Fine - let her try. No lender with any sense is likely to touch her, and if she goes to a loan shark that's her look-out as an adult

BTW, if this latest news is coming from messages to your DH, I hope he'll have the sense not to engage ...

Chocolatelover45 · 23/07/2019 13:33

DSD has probably had everything too easy. I've seen this before with children from parents whose own childhoods were hard but who have worked their way up and let their children want for nothing. Children then become lazy and entitled as they know nothing about their parents' earlier struggles. When they become adults they have no work ethic and low self esteem, and can't manage because they've always had everything given to them.
Much better for children to have to contribute towards family life by doing chores, getting a job as a teenager and being expected to save up for things they want rather than just being given everything.

MaryMcCarthy · 23/07/2019 13:51

What a load of entitled, spoiled kids we've spawned!

Reading stories like this, particularly about the willingness to get into unmanageable debt, you really do worry about the future of this country.

TanMateix · 23/07/2019 14:10

I so hope she doesn’t go for a shark loan!
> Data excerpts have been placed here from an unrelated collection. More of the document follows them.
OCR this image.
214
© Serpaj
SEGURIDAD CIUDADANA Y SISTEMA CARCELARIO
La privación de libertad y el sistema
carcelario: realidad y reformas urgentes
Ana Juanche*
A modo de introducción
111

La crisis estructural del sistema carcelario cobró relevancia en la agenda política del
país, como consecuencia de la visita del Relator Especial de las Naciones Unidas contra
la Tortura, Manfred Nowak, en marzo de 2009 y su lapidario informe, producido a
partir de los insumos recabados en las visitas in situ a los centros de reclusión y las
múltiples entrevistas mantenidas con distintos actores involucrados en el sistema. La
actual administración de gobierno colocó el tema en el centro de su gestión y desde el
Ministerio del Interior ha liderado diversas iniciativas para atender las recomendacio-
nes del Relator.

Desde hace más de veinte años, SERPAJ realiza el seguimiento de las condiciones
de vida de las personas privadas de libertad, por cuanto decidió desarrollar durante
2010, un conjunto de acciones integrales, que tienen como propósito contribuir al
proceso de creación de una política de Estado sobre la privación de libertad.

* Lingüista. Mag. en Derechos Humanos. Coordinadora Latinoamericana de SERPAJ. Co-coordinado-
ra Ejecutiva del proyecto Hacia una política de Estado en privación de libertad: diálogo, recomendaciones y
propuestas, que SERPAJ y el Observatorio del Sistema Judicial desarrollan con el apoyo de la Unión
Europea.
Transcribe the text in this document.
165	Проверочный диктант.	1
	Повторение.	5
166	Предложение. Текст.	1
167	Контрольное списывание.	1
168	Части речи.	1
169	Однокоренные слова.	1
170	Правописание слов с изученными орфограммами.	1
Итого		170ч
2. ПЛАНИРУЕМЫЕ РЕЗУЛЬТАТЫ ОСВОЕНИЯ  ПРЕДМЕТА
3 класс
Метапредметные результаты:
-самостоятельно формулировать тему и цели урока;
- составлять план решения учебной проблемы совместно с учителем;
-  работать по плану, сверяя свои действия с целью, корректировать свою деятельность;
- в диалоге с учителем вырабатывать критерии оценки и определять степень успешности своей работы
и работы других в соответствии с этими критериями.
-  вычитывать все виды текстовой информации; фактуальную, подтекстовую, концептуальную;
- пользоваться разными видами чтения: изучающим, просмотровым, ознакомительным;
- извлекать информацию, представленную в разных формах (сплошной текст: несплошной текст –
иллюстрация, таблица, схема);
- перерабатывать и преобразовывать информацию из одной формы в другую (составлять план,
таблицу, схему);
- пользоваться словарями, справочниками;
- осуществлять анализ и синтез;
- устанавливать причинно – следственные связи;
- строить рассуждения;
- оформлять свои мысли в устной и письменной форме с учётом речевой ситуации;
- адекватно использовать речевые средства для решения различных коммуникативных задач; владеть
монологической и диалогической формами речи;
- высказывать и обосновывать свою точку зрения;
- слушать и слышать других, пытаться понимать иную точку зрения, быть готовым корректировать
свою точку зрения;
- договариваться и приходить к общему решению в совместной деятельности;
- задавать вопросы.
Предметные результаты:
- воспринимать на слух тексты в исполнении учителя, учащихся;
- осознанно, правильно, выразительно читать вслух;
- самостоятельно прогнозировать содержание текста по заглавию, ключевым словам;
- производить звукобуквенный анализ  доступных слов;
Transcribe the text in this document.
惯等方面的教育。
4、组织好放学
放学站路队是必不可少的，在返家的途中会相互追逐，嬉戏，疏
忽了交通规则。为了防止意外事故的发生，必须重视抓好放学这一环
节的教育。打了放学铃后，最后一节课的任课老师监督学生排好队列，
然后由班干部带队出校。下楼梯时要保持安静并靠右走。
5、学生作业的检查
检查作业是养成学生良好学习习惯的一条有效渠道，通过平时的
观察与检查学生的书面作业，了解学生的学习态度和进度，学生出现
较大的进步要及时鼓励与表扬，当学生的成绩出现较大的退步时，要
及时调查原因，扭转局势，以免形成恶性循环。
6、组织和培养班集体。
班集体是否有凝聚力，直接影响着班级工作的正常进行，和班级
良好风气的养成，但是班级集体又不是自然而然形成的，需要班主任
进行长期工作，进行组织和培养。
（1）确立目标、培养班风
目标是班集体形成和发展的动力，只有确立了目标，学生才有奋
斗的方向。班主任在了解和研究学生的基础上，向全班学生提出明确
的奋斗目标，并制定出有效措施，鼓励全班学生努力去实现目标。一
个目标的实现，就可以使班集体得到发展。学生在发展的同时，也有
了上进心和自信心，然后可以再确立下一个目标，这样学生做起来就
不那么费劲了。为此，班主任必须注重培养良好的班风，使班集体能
Does she know how to calculate interests? Especially if she can only afford about £120 a month to repay it?

I would calculate it for you but I don’t know what is the current APR for shark loans, But let me check and I’ll come back Smile

TanMateix · 23/07/2019 14:12

Ok, have found one willing to lend up to £3500 on a 1333% APR. That will cost her (or you) ...

TanMateix · 23/07/2019 14:16

Surely... this can’t be right! Shock

Take her phone away before she does something stupid!

AIBU to think we shouldn’t bail out DSD re wedding?
Weezol · 23/07/2019 14:34

Sadly that rate is absolutely legal. I suspect she's banging on about a loan as her last ditch attempt at getting the cash from Daddy.

Hairyheadphones · 23/07/2019 14:35

TanMateix that’s sickening.

I would be so furious with them for not paying anything to the hotel over the past year, it’s your money that’s being wasted. I really hope you don’t, as you suggested earlier, pay for them to get married at a registry office - they need to pay for themselves especially after being so wasteful with your earlier gift.